Ed èvvi quella che accatta le fanti
165(pognàm ch’el non bisogni a Antonio Pucci).
     Del mese di dicembre i buon briganti,
che quivi son, si ragunano insieme
168e chiaman un signor di tutti quanti.
     Quand’è fatto il signore, ciascun preme
per farsi bel di robe e di cavagli,
171né allor paion colle borse sceme.
     Coll’aste in man, forniti di sonagli,
armeggian per la terra, ognun sì gaio
174ch’ogn’altro par che di suo fatto abbagli.

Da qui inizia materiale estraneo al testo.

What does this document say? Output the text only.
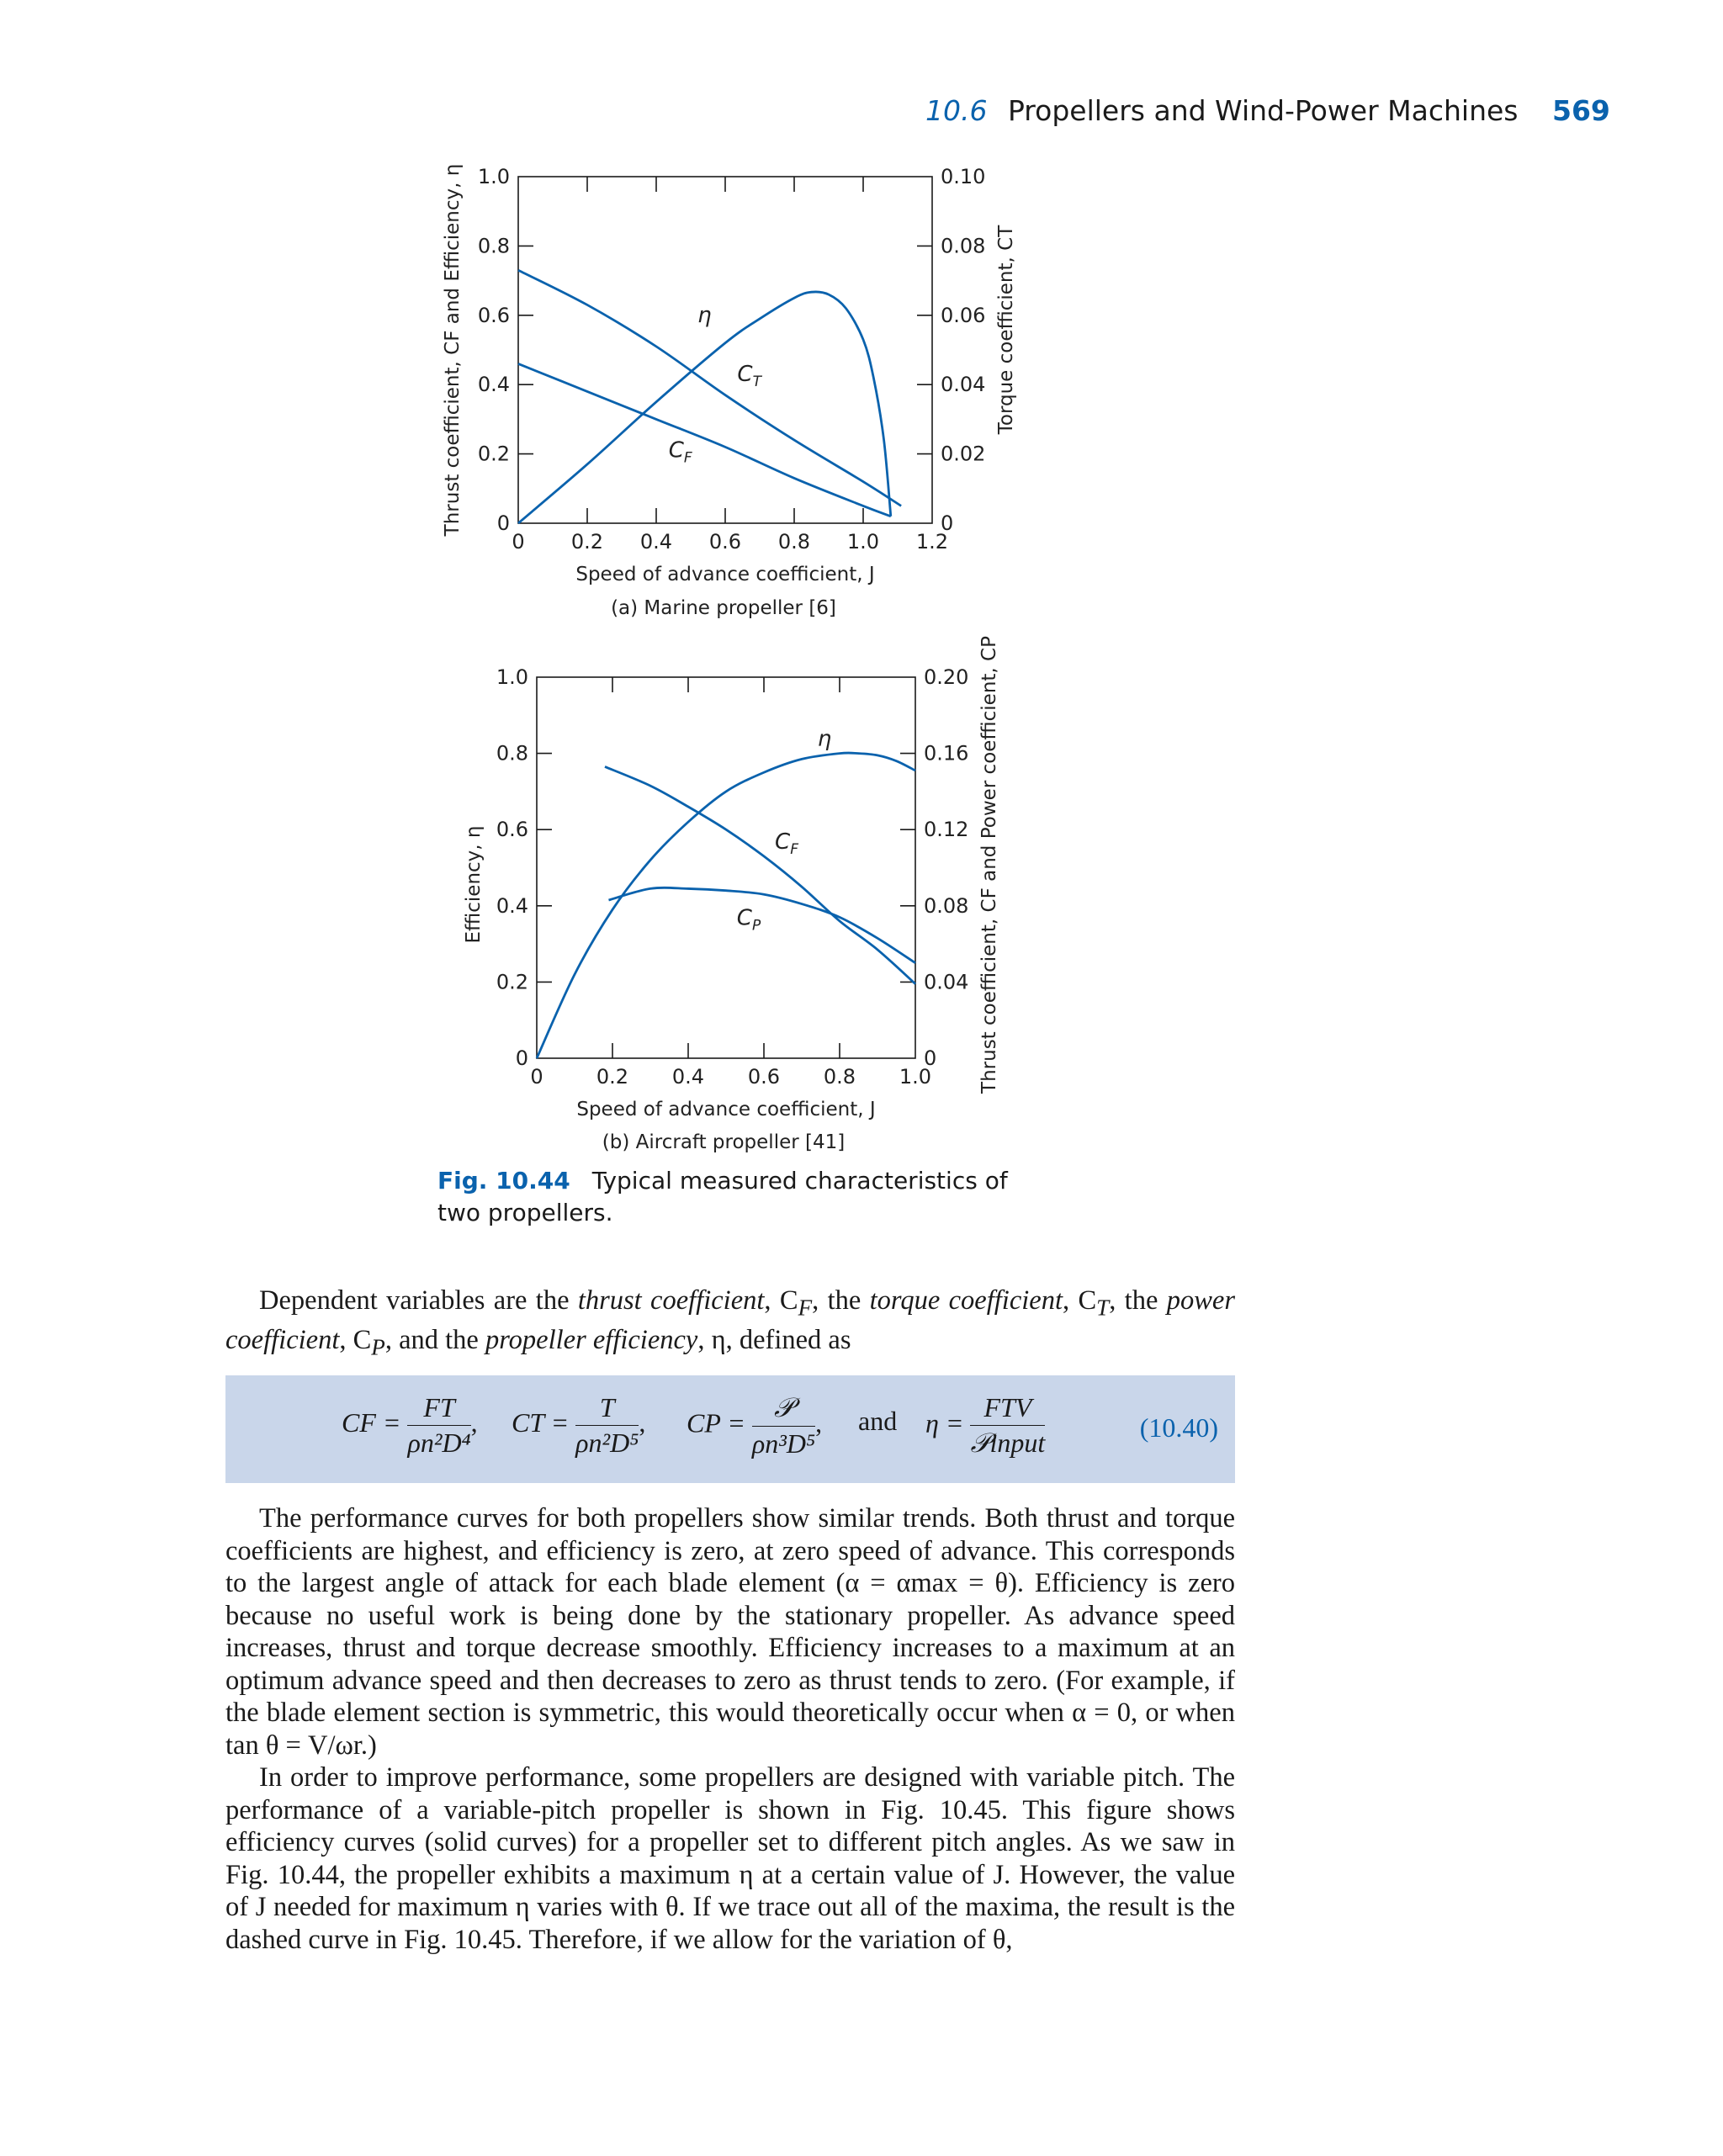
10.6 Propellers and Wind-Power Machines 569
0 0.2 0.4 0.6 0.8 1.0 1.2
0
0.2
0.4
0.6
0.8
1.0
0
0.02
0.04
0.06
0.08
0.10
Speed of advance coefficient, J
Thrust coefficient, CF and Efficiency, η	Torque coefficient, CT
η
$C_T$
$C_F$
(a) Marine propeller [6]
0	0.2 0.4 0.6 0.8 1.0
0
0.2
0.4
0.6
0.8
1.0
0
0.04
0.08
0.12
0.16
0.20
Speed of advance coefficient, J
Efficiency, η	Thrust coefficient, CF and Power coefficient, CP
η
$C_F$
$C_P$
(b) Aircraft propeller [41]
Fig. 10.44 Typical measured characteristics of two propellers.

Dependent variables are the thrust coefficient, $C_F$, the torque coefficient, $C_T$, the power coefficient, $C_P$, and the propeller efficiency, η, defined as

CF = $\frac{FT}{\text{ρn²D⁴}}$ , CT = $\frac{T}{\text{ρn²D⁵}}$ , CP = $\frac{\text{𝒫}}{\text{ρn³D⁵}}$ , and $\eta = \frac{\text{FTV}}{\text{𝒫input}}$	(10.40)

The performance curves for both propellers show similar trends. Both thrust and torque coefficients are highest, and efficiency is zero, at zero speed of advance. This corresponds to the largest angle of attack for each blade element (α = αmax = θ). Efficiency is zero because no useful work is being done by the stationary propeller. As advance speed increases, thrust and torque decrease smoothly. Efficiency increases to a maximum at an optimum advance speed and then decreases to zero as thrust tends to zero. (For example, if the blade element section is symmetric, this would theoretically occur when α = 0, or when tan θ = V/ωr.)

In order to improve performance, some propellers are designed with variable pitch. The performance of a variable-pitch propeller is shown in Fig. 10.45. This figure shows efficiency curves (solid curves) for a propeller set to different pitch angles. As we saw in Fig. 10.44, the propeller exhibits a maximum η at a certain value of J. However, the value of J needed for maximum η varies with θ. If we trace out all of the maxima, the result is the dashed curve in Fig. 10.45. Therefore, if we allow for the variation of θ,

     E poi il dì di calen di gennaio
vanno in camicia con allegra fronte
177curando poco grisoppo o rovaio,
     e ’n sulla terza sopra ’l vecchio ponte,
si fanno cavalier, gittansi in Arno
180dov’è dell’acqua più cupa la fonte.
     Qando bagnati son, com’i’ v’incarno,
si ciban di cocomar per confetto,
183e poi tornano in piazza non indarno;
     ma con le trombe e con molto diletto
ismontan da cavallo al fuoco adorno,
186che a lor costa poco nell’effetto,
     perchè da’ gintiluomini dintorno
donato è lor legname e salvaggiume,
189vitello e polli, in così fatto giorno.
     Cacciato il freddo che recon del fiume,
non barattieri paion, ma signori,
192andando a mensa con gentil costume:
     appresso v’ha dimolti sprendori,
nappi d’argento v’ha da tutte bande,
195sonator di stormenti e cantatori,
     lesso ed arrosto con molte vivande;
e poi di presentare e’ par cortese
198ciascun secondo che tra loro è grande.
     Poi ch’hanno desinato all’altrui spese
(ché tutto viene di dono e di giuoco),
201ed e’ cavalcan veggendo il paese.
     Da quella sera in là fan sanza cuoco,
perocché, forse per le borse vote,
204non è chi più per loro accenda il fuoco;
     ma ricomincian le «dolenti note»,
tornando al pentolin con tal tenore
207che ’n pochi dì sottiglian lor le gote;
     e posson dir: «nessun maggior dolore
ch’a ricordarsi del tempo felice
210nella miseria», e ciò disse l’autore;
     ché dove avean capponi e pernice,
la vitella e la torta con l’arrosto,
213hanno per cambio il porro e la radice.
     E quel ch’era signor si vede sposto:
non fe’ maggiore istoscio Simon Mago
216ch’a lui pare aver fatto brieve e tosto;
     ché di signor si ritruova nel brago,
non può soccorrer sé e non è soccorso,
219e dice «Ohmè, perché ne fu’ io vago?»
     Quando nel pane asciutto dà di morso
e beve l’acqua, si reca a memoria
222che ber soleva il vino a sorso a sorso.
     Oh quanti della rota hanno vittoria
per questo modo, che similemente
225iscendon dal trionfo a grande storia.
     Foll’è chi vuole oprar, signor, per boria.


Di questo Antonio Pucci fu poeta.
228Cristo vi guardi sempre in vita cheta.